No charges filed in alleged police brutality case
Date: September 2, 2009
by: Robin Roy | City Editor
The State Attorney’s Office decided Sept. 2 not to file battery charges against the Sarasota police officer who was videotaped kicking a handcuffed suspect — an incident that ultimately led to the suspension of Police Chief Peter Abbott.
Officer Christopher Childers arrested Juan Perez June 26 for disorderly intoxication. The State Attorney’s Office investigation cited several witnesses who said Perez had a bloodied face before he was arrested, because he had fallen down several times in the street.
When Childers took Perez to the booking facility on Ringling Boulevard, a surveillance camera showed Perez climbing out of the car and falling down. Childers walked up to him and stood over Perez, placing one foot on him.
Perez then began to get up, and Childers kicked him twice in the torso, knocking Perez back to the ground.
The State Attorney’s Office found that when he placed his foot on the suspect, “Childers’ hands are in his pocket, (and) he does not appear to drive his foot with force into Mr. Perez.”
The investigation also found that “during both kicks, Officer Childers does not appear to cock his foot, and his hands are in his pockets.”

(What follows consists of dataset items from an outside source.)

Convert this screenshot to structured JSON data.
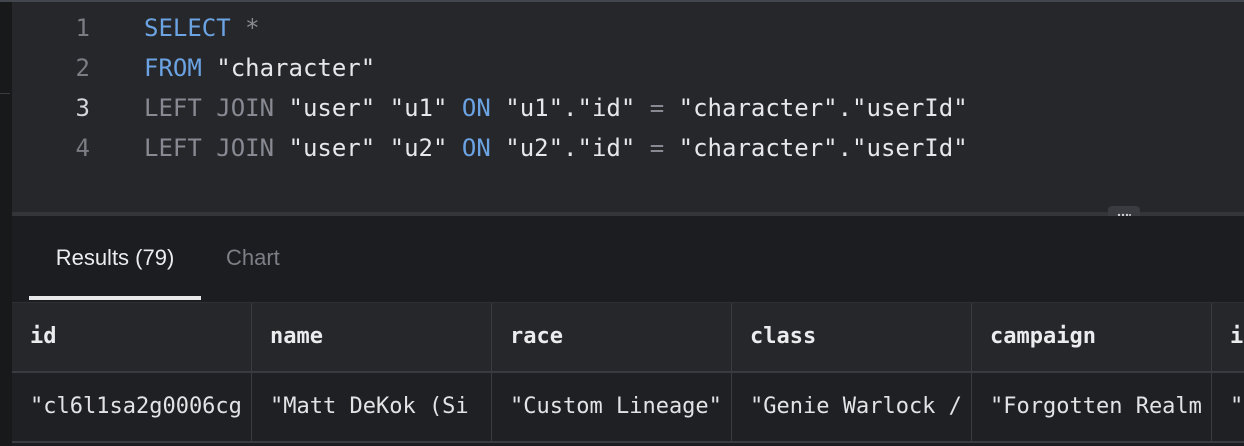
{
  "editor": {
    "lines": [
      {
        "number": "1",
        "tokens": [
          {
            "t": "SELECT",
            "c": "kw"
          },
          {
            "t": " ",
            "c": ""
          },
          {
            "t": "*",
            "c": "op"
          }
        ]
      },
      {
        "number": "2",
        "tokens": [
          {
            "t": "FROM",
            "c": "kw"
          },
          {
            "t": " \"character\"",
            "c": ""
          }
        ]
      },
      {
        "number": "3",
        "tokens": [
          {
            "t": "LEFT JOIN",
            "c": "kwd"
          },
          {
            "t": " \"user\" \"u1\" ",
            "c": ""
          },
          {
            "t": "ON",
            "c": "kw"
          },
          {
            "t": " \"u1\".\"id\" ",
            "c": ""
          },
          {
            "t": "=",
            "c": "op"
          },
          {
            "t": " \"character\".\"userId\"",
            "c": ""
          }
        ]
      },
      {
        "number": "4",
        "tokens": [
          {
            "t": "LEFT JOIN",
            "c": "kwd"
          },
          {
            "t": " \"user\" \"u2\" ",
            "c": ""
          },
          {
            "t": "ON",
            "c": "kw"
          },
          {
            "t": " \"u2\".\"id\" ",
            "c": ""
          },
          {
            "t": "=",
            "c": "op"
          },
          {
            "t": " \"character\".\"userId\"",
            "c": ""
          }
        ]
      }
    ],
    "active_line": "3"
  },
  "results": {
    "tabs": {
      "results_label": "Results (79)",
      "chart_label": "Chart"
    },
    "columns": [
      "id",
      "name",
      "race",
      "class",
      "campaign",
      "i"
    ],
    "rows": [
      [
        "\"cl6l1sa2g0006cg",
        "\"Matt DeKok (Si",
        "\"Custom Lineage\"",
        "\"Genie Warlock /",
        "\"Forgotten Realm",
        "\""
      ]
    ]
  },
  "icons": {
    "resize": "resize-handle-icon"
  }
}
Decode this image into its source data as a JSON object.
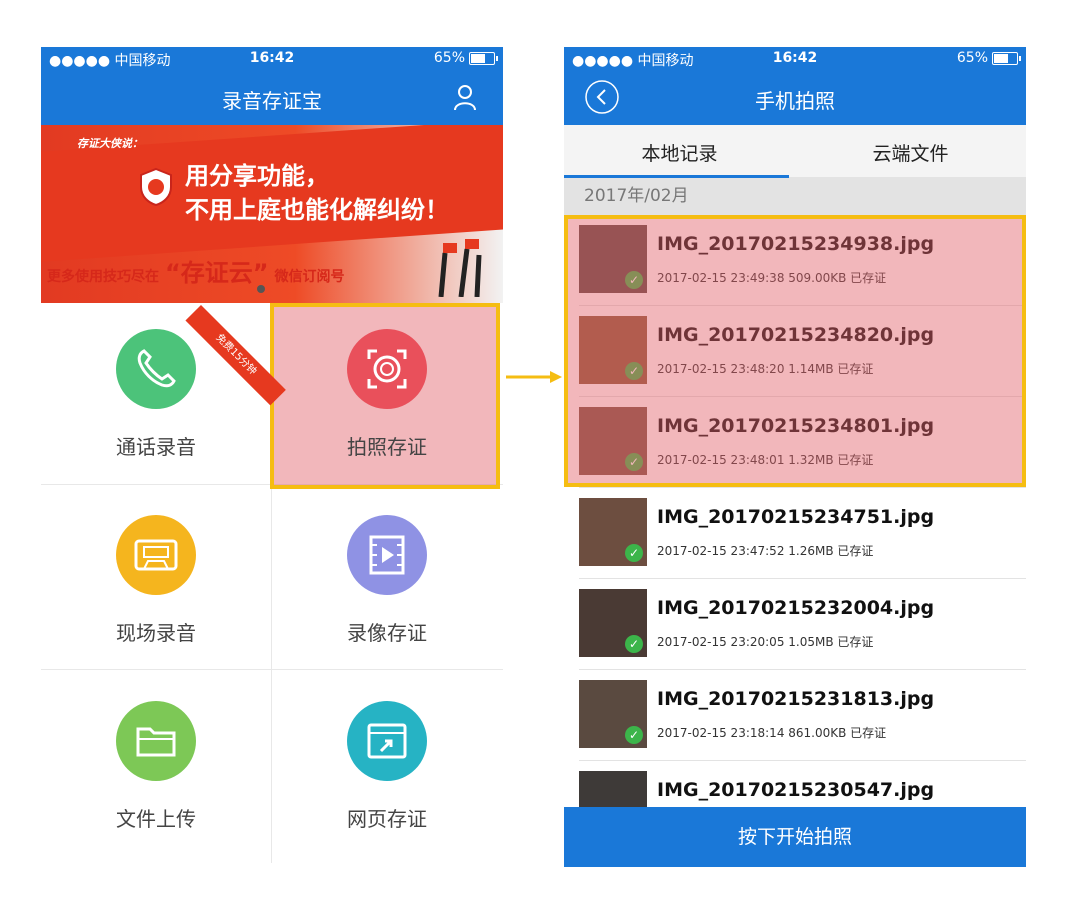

Childers said he kicked Perez because he “needed to control the arrestee” and “could have used more significant force, (but) he wanted to keep as much distance as possible, because of biological fluids that Mr. Perez was spitting and had all over his face and clothes.”
Childers said he was concerned that he could contract HIV or hepatitis.
The State Attorney’s Office said Childers had the “lawful right to touch Mr. Perez, (because) he was an arrestee who had escaped from the patrol car and was not responding to lawful commands to stay on the ground.”
It also found no evidence that Childers injured Perez.
The findings were only related to the alleged police brutality and had nothing to do with the investigation into a city employee paying money to Perez.
Abbott asked a city risk-management employee to give Perez $400 in exchange for waiving the right to sue the city over the incident.
The chief of police has been suspended until an investigation into that matter is complete.
Contact Robin Roy at rroy@yourobserver.com.
Currently 2 Responses
- 1.
- IF Childers was concerned with "controling" the arestee, Perez never should have been allowed to get out the window. Seems Perez, being intoxicated, would have made some disturbance while exiting through the window.
- 2.
- Have always wondered why the window was down, maybe the officer was daring the guy to try and escape.